Management of Right Lumbar Pain with Leukocytosis and Anemia in an 18-Year-Old Female
This clinical presentation requires urgent imaging with CT or ultrasound to identify the source of infection, followed by appropriate source control and antimicrobial therapy based on the underlying pathology.
Initial Diagnostic Approach
The combination of right lumbar pain, tenderness on palpation, leukocytosis (WBC 13,900), and anemia (Hb 10.1) in a young woman suggests an acute infectious or inflammatory process requiring immediate evaluation.
Essential Laboratory Investigations
Beyond the basic complete blood count already obtained, the following tests are mandatory 1:
- C-reactive protein (CRP) and erythrocyte sedimentation rate (ESR) - these inflammatory markers are more sensitive than WBC alone for acute abdominal pathology 1
- Comprehensive metabolic panel including electrolytes, liver enzymes, and renal function 1
- Urinalysis with culture - critical given the right-sided location which could represent pyelonephritis 1
- Blood cultures if fever is present 1
The anemia (Hb 10.1) warrants attention but is likely secondary to the acute inflammatory process rather than the primary issue 1.
Imaging Strategy
First-Line Imaging
Ultrasound of the right upper quadrant and flank is the initial imaging of choice for several reasons 1:
- Non-invasive and readily available
- Excellent for evaluating gallbladder pathology (cholecystitis)

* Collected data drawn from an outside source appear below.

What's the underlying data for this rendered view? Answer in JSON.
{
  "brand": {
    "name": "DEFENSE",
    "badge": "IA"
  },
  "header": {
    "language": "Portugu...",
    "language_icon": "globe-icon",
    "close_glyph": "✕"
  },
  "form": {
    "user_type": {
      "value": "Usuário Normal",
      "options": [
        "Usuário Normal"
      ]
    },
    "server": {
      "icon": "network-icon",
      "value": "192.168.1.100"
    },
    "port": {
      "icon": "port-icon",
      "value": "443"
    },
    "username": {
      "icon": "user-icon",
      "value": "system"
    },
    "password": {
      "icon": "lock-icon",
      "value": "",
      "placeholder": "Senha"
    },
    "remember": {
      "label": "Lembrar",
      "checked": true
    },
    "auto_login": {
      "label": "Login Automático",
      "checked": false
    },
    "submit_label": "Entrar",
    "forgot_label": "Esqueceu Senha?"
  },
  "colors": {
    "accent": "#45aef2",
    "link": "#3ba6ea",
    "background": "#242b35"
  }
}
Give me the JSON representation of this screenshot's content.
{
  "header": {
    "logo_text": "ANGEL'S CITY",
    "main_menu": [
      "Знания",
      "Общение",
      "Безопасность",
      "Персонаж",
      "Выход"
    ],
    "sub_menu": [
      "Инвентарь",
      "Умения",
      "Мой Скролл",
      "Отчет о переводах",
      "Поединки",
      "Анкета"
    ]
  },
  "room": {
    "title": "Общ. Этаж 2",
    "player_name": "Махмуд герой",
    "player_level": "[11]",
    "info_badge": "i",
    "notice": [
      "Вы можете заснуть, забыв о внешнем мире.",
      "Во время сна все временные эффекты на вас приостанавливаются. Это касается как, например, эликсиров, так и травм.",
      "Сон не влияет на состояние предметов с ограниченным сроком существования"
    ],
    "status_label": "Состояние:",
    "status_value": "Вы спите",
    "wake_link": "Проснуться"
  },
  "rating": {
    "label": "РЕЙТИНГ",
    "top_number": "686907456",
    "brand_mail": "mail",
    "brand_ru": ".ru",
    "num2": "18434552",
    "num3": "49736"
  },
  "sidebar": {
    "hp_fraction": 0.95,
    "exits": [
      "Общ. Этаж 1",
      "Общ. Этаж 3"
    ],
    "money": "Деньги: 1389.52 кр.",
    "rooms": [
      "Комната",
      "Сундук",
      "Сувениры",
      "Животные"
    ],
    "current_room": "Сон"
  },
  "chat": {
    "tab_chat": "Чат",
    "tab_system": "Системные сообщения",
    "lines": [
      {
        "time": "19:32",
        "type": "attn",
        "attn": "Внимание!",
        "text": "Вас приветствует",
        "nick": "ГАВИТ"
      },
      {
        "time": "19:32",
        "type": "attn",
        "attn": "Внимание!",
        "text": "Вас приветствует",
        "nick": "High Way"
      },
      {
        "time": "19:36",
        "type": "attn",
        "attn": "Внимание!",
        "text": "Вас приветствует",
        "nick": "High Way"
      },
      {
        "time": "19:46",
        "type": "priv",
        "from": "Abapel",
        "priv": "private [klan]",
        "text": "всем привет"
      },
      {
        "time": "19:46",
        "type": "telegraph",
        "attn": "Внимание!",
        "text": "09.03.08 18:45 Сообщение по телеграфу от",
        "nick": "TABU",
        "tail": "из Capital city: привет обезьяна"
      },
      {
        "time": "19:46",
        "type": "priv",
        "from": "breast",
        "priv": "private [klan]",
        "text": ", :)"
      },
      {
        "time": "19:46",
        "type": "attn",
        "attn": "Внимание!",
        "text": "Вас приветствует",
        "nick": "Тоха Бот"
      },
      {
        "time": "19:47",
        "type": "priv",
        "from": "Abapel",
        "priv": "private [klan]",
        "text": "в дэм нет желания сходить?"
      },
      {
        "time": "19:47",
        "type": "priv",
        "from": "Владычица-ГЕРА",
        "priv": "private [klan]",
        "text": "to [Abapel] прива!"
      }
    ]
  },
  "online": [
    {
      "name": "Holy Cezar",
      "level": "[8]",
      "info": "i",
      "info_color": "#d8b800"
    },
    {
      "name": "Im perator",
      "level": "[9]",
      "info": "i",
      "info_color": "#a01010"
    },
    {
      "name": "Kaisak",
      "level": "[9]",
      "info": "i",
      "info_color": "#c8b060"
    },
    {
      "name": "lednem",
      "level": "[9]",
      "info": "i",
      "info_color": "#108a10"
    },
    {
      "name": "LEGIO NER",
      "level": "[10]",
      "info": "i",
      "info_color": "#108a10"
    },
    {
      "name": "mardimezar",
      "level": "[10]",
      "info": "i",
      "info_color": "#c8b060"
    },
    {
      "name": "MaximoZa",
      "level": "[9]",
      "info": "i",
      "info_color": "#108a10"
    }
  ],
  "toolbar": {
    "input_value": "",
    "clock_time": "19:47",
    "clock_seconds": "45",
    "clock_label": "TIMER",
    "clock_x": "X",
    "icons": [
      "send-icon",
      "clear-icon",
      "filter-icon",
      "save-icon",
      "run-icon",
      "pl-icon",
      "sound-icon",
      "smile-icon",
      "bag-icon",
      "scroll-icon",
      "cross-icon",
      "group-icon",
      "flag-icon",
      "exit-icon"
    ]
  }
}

- Can assess for hydronephrosis suggesting urinary obstruction
- Can identify fluid collections or abscesses
CT abdomen/pelvis with IV contrast should be obtained if ultrasound is non-diagnostic or if clinical suspicion remains high 1:
- Superior sensitivity for identifying abscesses, perforated viscus, or other intra-abdominal pathology
- Can detect free air, fluid collections, and inflammatory changes
- Essential for surgical planning if intervention is needed
Differential Diagnosis and Management by Pathology
Acute Pyelonephritis/Obstructive Uropathy
If imaging shows hydronephrosis with perinephric stranding and urinalysis confirms infection 1:
- Immediate urinary decompression is lifesaving in obstructive pyelonephritis 1
- Percutaneous nephrostomy (PCN) or retrograde ureteral stenting should be performed emergently if the patient appears septic 1
- Antibiotic therapy with fluoroquinolones (ciprofloxacin 500mg twice daily for 7 days) or third-generation cephalosporins 1, 2
- Critical pitfall: Antibiotics alone are insufficient in obstructive pyelonephritis - decompression is mandatory 1
Acute Cholecystitis
If ultrasound demonstrates gallbladder wall thickening, pericholecystic fluid, and stones 1:
- Early laparoscopic cholecystectomy (within 7 days) is the definitive treatment and results in shorter hospitalization compared to delayed surgery 1
- Laparoscopic approach is safe and preferred when feasible 1
- If source control is complete with cholecystectomy, no postoperative antibiotics are necessary for uncomplicated cases 1
Appendicitis
Though right lumbar pain is atypical, appendicitis can present with variable locations 1:
- Appendectomy should be performed within 24 hours of diagnosis 1
- Laparoscopic approach is preferred 1
- The leukocytosis pattern fits, though CRP elevation is more consistent than WBC elevation alone 1
Intra-abdominal Abscess
If CT reveals a fluid collection 1:
- Percutaneous catheter drainage (PCD) is usually appropriate for collections >3 cm 1
- Broad-spectrum antibiotics covering gram-negative and anaerobic organisms 1
- Source control through drainage is essential - antibiotics alone are inadequate 1
Critical Management Principles
Immediate actions required:
- Obtain imaging within hours, not days - diagnostic delay significantly worsens outcomes 1
- Start empiric broad-spectrum antibiotics after blood cultures if sepsis is suspected 1
- Arrange surgical or interventional radiology consultation based on imaging findings 1
- Monitor for sepsis - fever, tachycardia, and hypotension require aggressive resuscitation 1
Common pitfalls to avoid:
- Do not rely on WBC count alone - CRP and clinical presentation are equally important 1
- Do not delay imaging for "observation" - this presentation requires anatomic diagnosis 1
- Do not treat obstructive uropathy with antibiotics alone - decompression is mandatory 1
- Do not assume the anemia is unrelated - it may indicate chronic inflammation or bleeding requiring follow-up 1
The anemia should be reassessed after treatment of the acute process, as it may resolve with treatment of the underlying inflammatory condition 1.